Longitudinal Relations Between Emotion Regulation and Internalizing Symptoms in Emerging Adults During the Covid-19 Pandemic

Cognit Ther Res. 2023;47(3):350-366. doi: 10.1007/s10608-023-10366-9. Epub 2023 Mar 13.

Abstract

Background: Maladaptive and adaptive emotion regulation are putative risk and protective factors for depression and anxiety, but most prior research does not differentiate within-person effects from between-person individual differences. The current study does so during the early part of the Covid-19 pandemic when internalizing symptoms were high.

Methods: A sample of emerging adult undergraduate students (N = 154) completed online questionnaires bi-weekly on depression, anxiety, and emotion regulation across eight weeks during the early days of the Covid-19 pandemic (April 2nd to June 27th, 2020).

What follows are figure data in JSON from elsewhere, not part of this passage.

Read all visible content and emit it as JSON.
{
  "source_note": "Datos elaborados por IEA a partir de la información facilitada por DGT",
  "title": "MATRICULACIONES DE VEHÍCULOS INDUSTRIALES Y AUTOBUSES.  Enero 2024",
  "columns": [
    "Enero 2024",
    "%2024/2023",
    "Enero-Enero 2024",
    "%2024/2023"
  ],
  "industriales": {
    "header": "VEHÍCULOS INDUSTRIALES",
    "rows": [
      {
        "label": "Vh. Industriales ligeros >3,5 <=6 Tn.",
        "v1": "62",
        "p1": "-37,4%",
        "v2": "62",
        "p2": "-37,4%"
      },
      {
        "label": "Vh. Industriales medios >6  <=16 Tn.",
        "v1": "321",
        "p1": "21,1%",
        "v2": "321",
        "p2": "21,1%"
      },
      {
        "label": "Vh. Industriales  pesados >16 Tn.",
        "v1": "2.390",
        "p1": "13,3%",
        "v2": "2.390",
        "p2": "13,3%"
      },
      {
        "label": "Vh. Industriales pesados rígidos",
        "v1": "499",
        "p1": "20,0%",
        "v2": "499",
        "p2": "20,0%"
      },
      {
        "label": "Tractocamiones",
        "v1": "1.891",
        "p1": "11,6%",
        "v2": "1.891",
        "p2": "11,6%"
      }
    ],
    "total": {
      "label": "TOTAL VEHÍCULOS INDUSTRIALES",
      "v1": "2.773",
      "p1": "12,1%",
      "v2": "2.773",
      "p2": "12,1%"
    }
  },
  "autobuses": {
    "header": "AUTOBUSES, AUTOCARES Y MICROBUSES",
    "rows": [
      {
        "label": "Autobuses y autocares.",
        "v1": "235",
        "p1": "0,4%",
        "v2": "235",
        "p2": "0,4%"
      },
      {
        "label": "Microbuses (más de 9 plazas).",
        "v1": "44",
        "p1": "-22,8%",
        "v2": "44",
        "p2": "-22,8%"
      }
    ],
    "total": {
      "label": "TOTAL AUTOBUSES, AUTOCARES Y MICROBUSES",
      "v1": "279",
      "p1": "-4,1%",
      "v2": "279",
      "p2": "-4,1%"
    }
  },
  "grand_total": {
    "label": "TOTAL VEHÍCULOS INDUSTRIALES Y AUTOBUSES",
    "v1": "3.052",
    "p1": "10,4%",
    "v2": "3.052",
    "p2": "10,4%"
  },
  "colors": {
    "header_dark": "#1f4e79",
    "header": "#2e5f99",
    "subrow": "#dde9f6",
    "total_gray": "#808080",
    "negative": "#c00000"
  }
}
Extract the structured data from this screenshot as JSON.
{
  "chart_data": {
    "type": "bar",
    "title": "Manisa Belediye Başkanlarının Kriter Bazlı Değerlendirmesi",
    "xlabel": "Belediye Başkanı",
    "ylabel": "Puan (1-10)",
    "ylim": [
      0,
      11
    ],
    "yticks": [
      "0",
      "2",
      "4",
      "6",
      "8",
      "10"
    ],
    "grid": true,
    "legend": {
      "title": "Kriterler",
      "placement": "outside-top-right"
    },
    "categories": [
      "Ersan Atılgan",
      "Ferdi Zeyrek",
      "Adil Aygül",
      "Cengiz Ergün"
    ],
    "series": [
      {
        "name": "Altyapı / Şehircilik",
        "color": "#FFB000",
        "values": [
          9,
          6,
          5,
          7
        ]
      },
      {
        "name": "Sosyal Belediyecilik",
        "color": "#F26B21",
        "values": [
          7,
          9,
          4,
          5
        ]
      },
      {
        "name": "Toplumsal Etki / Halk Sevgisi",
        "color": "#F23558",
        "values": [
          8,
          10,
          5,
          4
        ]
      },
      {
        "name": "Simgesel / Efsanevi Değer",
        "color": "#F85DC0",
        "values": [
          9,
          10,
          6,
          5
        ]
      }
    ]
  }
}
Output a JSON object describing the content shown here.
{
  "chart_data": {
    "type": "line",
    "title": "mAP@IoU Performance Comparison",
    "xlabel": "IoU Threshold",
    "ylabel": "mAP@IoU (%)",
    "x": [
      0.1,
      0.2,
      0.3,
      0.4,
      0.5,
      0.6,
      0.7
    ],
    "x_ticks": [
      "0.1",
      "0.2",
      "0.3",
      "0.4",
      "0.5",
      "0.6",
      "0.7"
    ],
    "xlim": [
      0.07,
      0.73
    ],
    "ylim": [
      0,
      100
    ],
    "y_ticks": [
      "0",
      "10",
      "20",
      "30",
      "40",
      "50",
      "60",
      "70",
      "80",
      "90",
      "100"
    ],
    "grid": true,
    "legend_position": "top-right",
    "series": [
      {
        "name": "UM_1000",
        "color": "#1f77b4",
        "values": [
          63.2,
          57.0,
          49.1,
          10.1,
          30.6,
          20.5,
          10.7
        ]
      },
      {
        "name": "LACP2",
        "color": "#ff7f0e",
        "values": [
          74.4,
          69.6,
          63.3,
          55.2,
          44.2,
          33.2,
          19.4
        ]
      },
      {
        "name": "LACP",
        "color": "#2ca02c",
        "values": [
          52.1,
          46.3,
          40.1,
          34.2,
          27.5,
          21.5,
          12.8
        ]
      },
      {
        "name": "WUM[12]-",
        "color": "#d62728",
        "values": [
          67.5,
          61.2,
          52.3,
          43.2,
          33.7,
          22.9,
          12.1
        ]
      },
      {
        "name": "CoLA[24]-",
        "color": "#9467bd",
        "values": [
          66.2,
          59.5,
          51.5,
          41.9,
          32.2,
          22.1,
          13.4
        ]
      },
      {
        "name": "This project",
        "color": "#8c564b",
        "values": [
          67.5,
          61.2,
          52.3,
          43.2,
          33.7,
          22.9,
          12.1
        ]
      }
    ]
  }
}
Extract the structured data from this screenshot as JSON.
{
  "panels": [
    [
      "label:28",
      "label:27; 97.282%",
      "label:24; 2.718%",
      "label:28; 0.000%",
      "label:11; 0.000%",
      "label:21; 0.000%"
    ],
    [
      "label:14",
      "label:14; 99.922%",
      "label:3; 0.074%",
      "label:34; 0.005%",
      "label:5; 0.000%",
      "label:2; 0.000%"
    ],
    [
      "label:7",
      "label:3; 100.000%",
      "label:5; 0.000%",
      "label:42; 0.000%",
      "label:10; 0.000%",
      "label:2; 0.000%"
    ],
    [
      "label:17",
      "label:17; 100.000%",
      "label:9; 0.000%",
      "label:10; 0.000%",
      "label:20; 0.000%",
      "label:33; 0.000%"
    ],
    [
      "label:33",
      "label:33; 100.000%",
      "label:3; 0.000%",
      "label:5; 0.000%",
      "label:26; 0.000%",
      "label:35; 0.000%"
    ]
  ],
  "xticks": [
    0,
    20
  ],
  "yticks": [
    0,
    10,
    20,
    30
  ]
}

Results: Depression demonstrated significantly positive between-person correlations with overall maladaptive emotion regulation, catastrophizing, and self-blame, and negative correlations with overall adaptive emotion regulation and reappraisal. Anxiety demonstrated significantly positive between-person correlations with overall maladaptive emotion regulation, rumination, and catastrophizing, and a negative correlation with reappraisal. After controlling for these between-person associations, however, there were generally no within-person associations between emotion regulation and internalizing symptoms.

Conclusions: Emotion regulation and internalizing symptoms might be temporally stable individual differences that cooccur with one another as opposed to having a more dynamic relation. Alternatively, these dynamic mechanisms might operate over much shorter or longer periods compared to the two-week time lag in the current study.

Supplementary information: The online version contains supplementary material available at 10.1007/s10608-023-10366-9.

Keywords: Anxiety; Depression; Emerging adults; Emotion regulation; Internalizing symptoms; Random intercept cross-lagged panel models.